Solution: Let the lengths of the sides of the triangle be $a$ (opposite $\angle CAB$), $b$ (opposite $\angle CBA$) and $c$ (opposite $\angle ACB$). Then by the Pythagorean Theorem, ${a}^{2}+{b}^{2}={c}^{2}$. Note that $△ACD\sim △BCD\sim △ABC$. Therefore, $AD={b}^{2}∕c$ and $CD=ab∕c$. Let $F$ be the midpoint of $\overline{DB}$. Also $BD={a}^{2}∕c$. Let $F$ be the midpoint of $\overline{BD}$. Then $DF=FB=CE={a}^{2}∕\left(2c\right)$. Then $AD+CE={b}^{2}∕c+{a}^{2}∕\left(2c\right)$. By the Pythagorean Theorem applied to $△AEC$, $A{E}^{2}={\left({a}^{2}∕\left(2c\right)\right)}^{2}+{b}^{2}={a}^{4}∕\left(4{c}^{2}\right)+{b}^{2}$. Now compare ${\left(AD+CE\right)}^{2}={\left({b}^{2}∕c+{a}^{2}∕\left(2c\right)\right)}^{2}={b}^{4}∕{c}^{2}+{a}^{2}{b}^{2}∕{c}^{2}+{a}^{4}∕\left(4{c}^{2}\right)={b}^{2}\left({b}^{2}+{a}^{2}\right)∕{c}^{2}+{a}^{4}∕\left(4{c}^{2}\right)={b}^{2}+{a}^{4}∕\left(4{c}^{2}\right)$. So $A{E}^{2}={\left(AD+CE\right)}^{2}$ and $AE=AD+CE$.

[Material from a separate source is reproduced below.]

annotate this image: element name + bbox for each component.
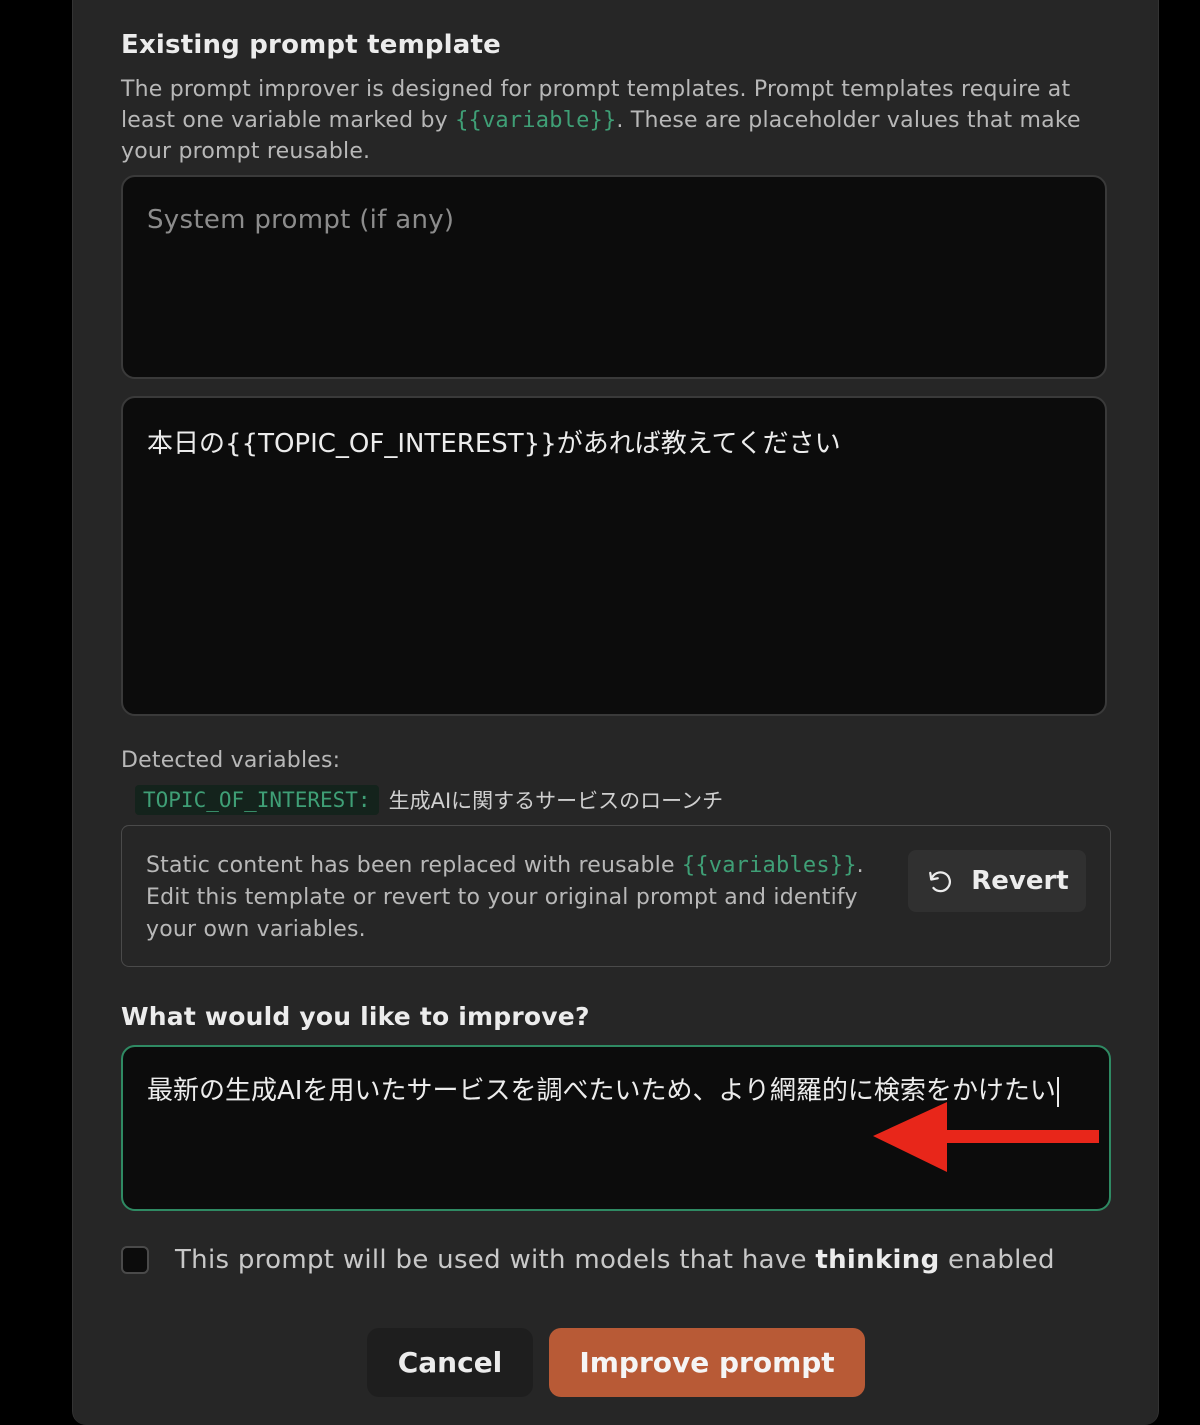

Observe in the GeoGebra applet that length $g=AE$ is the sum of lengths $h=AD$ and $i=CE$.

Sorry, the GeoGebra Applet could not be started. Please make sure that Java 1.4.2 (or later) is installed and active in your browser (Click here to install Java now)

Commentary: This problem depends on the fairly well-known theorem that the altitude from the right angle to the hypotenuse creates similar right triangles. Given that the problem statement involves a right triangle, using the Pythagorean Theorem to solve the problem is natural. After that, the rest of the of the problem follows quickly and easily.